Cameron Akker on the Harvard Psyche, project management, and accessible education

Cameron Akker, a 2019 Electrical Engineering graduate from Harvard University, now works on global supply management for micromobility at Lyft. Occasionally, he also writes amazing articles on Medium. One is the basis for this episode! Check out his article, "Overcoming the Harvard Psyche" here: https://medium.com/@camakk/overcoming-the-harvard-psyche-b812f224e1ab.

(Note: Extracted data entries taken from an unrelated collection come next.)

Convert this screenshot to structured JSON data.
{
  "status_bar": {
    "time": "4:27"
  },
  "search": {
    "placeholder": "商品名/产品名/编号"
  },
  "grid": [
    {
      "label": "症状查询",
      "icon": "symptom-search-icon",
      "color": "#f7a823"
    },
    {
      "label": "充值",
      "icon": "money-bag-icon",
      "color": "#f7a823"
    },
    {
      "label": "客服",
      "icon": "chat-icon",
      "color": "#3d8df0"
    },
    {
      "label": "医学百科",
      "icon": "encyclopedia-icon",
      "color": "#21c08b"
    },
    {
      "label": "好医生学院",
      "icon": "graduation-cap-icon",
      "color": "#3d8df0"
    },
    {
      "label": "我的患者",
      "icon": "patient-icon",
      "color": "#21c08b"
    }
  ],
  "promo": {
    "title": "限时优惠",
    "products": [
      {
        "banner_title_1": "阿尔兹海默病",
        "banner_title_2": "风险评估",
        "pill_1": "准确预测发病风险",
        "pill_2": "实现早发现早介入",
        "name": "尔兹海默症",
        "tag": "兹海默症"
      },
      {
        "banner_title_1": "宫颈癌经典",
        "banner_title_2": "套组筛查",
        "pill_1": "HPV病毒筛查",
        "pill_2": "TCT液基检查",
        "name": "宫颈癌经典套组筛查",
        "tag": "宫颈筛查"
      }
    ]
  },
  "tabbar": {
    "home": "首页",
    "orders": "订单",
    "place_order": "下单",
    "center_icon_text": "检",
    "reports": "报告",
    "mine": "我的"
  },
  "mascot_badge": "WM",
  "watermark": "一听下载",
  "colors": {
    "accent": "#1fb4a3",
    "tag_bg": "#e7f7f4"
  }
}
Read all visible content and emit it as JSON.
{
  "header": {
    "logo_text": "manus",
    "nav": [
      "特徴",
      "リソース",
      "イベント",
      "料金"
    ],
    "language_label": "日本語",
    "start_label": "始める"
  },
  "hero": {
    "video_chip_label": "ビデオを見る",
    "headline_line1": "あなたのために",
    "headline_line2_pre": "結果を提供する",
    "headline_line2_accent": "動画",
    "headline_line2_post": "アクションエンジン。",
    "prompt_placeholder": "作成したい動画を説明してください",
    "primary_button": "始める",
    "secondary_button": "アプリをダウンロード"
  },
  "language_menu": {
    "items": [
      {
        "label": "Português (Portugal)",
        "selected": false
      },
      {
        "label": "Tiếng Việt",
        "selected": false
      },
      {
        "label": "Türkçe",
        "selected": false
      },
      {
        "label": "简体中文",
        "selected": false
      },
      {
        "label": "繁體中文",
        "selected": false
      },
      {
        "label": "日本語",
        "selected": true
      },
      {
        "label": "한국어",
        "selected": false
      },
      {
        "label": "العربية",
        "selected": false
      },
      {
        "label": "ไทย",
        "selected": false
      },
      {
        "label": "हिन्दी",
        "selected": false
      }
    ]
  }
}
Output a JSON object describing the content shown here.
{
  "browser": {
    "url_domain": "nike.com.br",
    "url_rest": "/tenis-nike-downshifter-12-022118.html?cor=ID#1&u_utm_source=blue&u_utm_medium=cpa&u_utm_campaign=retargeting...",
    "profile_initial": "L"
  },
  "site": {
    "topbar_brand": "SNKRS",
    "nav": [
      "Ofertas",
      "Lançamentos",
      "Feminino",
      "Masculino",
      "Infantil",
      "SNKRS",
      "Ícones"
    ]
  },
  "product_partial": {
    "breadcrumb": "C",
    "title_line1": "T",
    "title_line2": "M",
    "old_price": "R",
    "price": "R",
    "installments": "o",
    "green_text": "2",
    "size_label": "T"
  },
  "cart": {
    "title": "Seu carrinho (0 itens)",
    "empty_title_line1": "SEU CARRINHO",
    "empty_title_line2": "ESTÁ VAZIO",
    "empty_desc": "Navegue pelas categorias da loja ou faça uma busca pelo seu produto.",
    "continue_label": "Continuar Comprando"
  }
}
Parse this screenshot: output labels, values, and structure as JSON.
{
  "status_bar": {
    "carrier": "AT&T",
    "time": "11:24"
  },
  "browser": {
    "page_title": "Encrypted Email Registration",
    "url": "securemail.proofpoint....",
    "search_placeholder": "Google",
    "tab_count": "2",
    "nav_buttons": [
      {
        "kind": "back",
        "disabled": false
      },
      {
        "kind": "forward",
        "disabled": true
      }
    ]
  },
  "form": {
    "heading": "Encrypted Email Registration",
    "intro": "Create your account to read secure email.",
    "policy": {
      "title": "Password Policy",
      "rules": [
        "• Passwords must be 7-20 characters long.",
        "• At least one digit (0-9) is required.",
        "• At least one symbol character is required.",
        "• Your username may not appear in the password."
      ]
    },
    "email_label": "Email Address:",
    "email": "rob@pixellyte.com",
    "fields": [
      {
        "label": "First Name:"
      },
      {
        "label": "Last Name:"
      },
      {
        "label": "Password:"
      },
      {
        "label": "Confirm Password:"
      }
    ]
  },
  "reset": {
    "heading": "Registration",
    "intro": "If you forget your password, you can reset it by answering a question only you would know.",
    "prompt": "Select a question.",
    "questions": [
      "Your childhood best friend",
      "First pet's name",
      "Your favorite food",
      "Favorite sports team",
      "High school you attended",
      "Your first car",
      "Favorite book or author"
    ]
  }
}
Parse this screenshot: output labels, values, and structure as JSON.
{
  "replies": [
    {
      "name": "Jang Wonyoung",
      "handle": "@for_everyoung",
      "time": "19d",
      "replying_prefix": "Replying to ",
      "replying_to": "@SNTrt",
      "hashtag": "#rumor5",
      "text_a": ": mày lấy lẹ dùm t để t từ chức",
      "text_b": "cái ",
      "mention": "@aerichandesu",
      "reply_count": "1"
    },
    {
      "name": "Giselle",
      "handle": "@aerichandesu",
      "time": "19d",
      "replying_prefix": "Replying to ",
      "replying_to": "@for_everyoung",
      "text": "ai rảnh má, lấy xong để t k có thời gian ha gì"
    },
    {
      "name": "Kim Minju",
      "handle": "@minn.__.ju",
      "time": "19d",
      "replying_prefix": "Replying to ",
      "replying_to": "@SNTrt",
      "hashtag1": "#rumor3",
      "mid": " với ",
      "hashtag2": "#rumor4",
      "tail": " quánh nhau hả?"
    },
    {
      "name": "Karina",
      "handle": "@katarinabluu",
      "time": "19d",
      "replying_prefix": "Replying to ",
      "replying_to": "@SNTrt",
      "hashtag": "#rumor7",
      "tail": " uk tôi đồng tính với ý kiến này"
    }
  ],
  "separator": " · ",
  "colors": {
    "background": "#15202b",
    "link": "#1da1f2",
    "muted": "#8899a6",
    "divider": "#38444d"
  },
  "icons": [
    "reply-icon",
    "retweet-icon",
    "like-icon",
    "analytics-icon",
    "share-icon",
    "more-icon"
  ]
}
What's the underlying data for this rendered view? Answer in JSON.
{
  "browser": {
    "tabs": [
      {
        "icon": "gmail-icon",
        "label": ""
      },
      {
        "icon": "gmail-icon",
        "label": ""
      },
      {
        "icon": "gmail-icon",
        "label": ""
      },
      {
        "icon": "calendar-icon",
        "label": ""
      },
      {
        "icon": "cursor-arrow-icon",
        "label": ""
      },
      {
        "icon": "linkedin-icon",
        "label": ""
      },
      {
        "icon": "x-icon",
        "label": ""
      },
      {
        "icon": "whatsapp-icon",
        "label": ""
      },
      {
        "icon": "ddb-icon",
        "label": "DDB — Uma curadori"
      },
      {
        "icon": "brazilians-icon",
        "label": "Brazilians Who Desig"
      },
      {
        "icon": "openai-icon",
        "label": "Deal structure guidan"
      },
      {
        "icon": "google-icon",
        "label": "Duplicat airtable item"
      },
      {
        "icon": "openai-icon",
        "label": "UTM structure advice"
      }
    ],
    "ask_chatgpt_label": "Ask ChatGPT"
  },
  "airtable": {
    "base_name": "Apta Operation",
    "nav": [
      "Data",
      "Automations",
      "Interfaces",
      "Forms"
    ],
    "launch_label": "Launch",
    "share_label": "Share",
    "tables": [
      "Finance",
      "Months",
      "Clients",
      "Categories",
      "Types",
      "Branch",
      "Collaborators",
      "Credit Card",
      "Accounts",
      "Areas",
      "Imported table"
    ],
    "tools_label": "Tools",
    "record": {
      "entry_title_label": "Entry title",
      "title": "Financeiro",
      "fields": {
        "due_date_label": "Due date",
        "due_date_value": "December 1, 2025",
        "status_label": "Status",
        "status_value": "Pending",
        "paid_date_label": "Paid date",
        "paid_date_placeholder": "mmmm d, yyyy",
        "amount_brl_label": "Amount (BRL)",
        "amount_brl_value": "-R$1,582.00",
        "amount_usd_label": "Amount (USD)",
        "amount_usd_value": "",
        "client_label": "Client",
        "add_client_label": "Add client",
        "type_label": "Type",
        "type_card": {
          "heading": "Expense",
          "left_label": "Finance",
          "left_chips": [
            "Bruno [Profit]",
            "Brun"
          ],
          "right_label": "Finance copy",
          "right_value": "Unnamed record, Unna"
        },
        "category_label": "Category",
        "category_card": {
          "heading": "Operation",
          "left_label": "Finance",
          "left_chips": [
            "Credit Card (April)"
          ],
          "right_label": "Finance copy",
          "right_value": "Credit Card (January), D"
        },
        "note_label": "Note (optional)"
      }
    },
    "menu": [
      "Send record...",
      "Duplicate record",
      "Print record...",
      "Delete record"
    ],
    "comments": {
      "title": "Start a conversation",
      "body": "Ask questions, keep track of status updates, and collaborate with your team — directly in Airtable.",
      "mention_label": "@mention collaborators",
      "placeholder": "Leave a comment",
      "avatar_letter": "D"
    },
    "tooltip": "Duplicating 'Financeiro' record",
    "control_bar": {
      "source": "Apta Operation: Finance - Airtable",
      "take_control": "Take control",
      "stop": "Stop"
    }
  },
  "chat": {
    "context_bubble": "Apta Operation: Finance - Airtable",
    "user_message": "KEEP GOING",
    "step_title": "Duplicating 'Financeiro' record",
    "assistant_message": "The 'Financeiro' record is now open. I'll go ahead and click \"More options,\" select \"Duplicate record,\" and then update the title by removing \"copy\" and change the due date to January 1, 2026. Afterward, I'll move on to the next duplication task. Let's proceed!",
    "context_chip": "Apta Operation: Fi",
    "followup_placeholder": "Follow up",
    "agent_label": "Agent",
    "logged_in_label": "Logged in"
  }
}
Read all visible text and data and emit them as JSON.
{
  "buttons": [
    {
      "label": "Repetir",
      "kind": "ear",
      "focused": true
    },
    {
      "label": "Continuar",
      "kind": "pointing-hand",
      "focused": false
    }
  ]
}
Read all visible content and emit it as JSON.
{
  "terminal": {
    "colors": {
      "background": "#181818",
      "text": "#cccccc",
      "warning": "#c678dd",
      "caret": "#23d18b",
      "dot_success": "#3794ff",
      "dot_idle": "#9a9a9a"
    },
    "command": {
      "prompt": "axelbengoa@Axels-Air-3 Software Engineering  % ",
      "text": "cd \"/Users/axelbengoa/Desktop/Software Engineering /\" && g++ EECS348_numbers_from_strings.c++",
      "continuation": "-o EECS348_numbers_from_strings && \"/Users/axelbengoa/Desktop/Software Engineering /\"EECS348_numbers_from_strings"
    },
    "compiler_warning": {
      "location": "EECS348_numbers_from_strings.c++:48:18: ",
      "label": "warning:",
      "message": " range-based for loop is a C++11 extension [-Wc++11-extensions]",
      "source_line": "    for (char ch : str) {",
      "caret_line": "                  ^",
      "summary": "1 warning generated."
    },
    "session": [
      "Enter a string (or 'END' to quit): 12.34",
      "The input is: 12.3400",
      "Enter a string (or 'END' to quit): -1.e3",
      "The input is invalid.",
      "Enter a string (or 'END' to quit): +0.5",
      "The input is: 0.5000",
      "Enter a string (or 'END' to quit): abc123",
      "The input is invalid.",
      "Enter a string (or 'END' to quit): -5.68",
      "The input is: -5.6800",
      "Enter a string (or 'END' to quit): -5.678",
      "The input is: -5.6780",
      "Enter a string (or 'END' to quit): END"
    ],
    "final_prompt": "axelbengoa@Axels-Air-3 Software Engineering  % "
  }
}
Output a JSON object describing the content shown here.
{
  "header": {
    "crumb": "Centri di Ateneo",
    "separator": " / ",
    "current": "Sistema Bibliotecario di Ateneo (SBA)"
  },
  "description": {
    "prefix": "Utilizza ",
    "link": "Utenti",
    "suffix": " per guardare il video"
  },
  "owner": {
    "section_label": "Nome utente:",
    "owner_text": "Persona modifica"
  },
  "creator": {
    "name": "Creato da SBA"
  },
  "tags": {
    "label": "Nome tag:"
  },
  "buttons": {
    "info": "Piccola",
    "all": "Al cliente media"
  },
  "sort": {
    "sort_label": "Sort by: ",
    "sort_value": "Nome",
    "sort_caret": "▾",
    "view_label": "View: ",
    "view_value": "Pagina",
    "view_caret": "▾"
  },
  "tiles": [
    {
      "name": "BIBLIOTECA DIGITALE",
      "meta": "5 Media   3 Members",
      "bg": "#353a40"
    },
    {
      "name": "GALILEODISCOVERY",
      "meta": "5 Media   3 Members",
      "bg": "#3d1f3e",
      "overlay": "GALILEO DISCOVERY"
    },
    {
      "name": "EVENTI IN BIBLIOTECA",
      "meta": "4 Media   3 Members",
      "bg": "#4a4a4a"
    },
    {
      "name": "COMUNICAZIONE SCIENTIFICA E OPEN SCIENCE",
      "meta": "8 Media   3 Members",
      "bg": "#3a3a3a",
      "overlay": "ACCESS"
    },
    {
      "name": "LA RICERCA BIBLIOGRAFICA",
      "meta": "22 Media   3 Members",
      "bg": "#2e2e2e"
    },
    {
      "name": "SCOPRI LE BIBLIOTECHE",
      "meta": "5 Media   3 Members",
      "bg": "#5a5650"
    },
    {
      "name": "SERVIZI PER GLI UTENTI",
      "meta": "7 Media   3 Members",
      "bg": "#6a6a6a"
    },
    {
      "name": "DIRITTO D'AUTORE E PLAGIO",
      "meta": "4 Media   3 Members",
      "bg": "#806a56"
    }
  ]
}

  • (0:30) Introducing Cameron!
  • (1:04) What is the Harvard Psyche and how did you come up with the idea?
  • (20:08) How to overcome/deal with the Harvard psyche?
  • (4:30) You defied the call to “specialize in one thing” with your experience taking 13+ courses by cross registering at MIT.
  • (10:10) Let's talk about bandwidth – how did you manage?
  • (14:03) Moving into career experiences, how’s it going with micro-mobility at Lyft? 
  • (16:24) Based on your experience, what is your advice for early graduates pursuing tech and project management?
  • (25:22) What is the narrative behind your career arc? Universal access to education (25:40)
  • (30:12) Ties back to how you structured your own education. Big proponent of self-education.
  • (32:05) How to provide free access when everyone's so focused on making money? How to get around the homo economicus?
(33:10) "That's the result of wanting to get your worth for what you put into it. My motives for doing this kind of thing is that I've been helped immensely by the free resources in everything I've tried to learn. It's much like the open source software community. If you're trying to implement something for your own project, you tap into the community knowledge database and can pull something from it, with the expectation that you'll give back at some point in the future." – Cameron Akker
  • (34:03) Check out Superminds by MIT Professor Thomas Malone
(34:17) "The future isn't going to be decided by a bunch of individuals. ... The shared intellect of a large variety of people might be the largest resource yet when it comes to progressing humanity. Think of Wikipedia. Very small ownership team, basically maintained by the same internet that uses it. So in the model of wikipedia, how can we have more of these types of platforms? ...enriching the society that engages with this material. I think that investing in education that is freely available is not pouring money into the void; it is pouring it into a society that then reflects that back, much in the way that something like wikipedia reflects that value back onto itself." – Cameron Akker
  • (35:45) Super elucidating! Thank you!


You rock, Cameron. Keep walking the talk!

Everyone, thanks for listening, and have a fantastic day.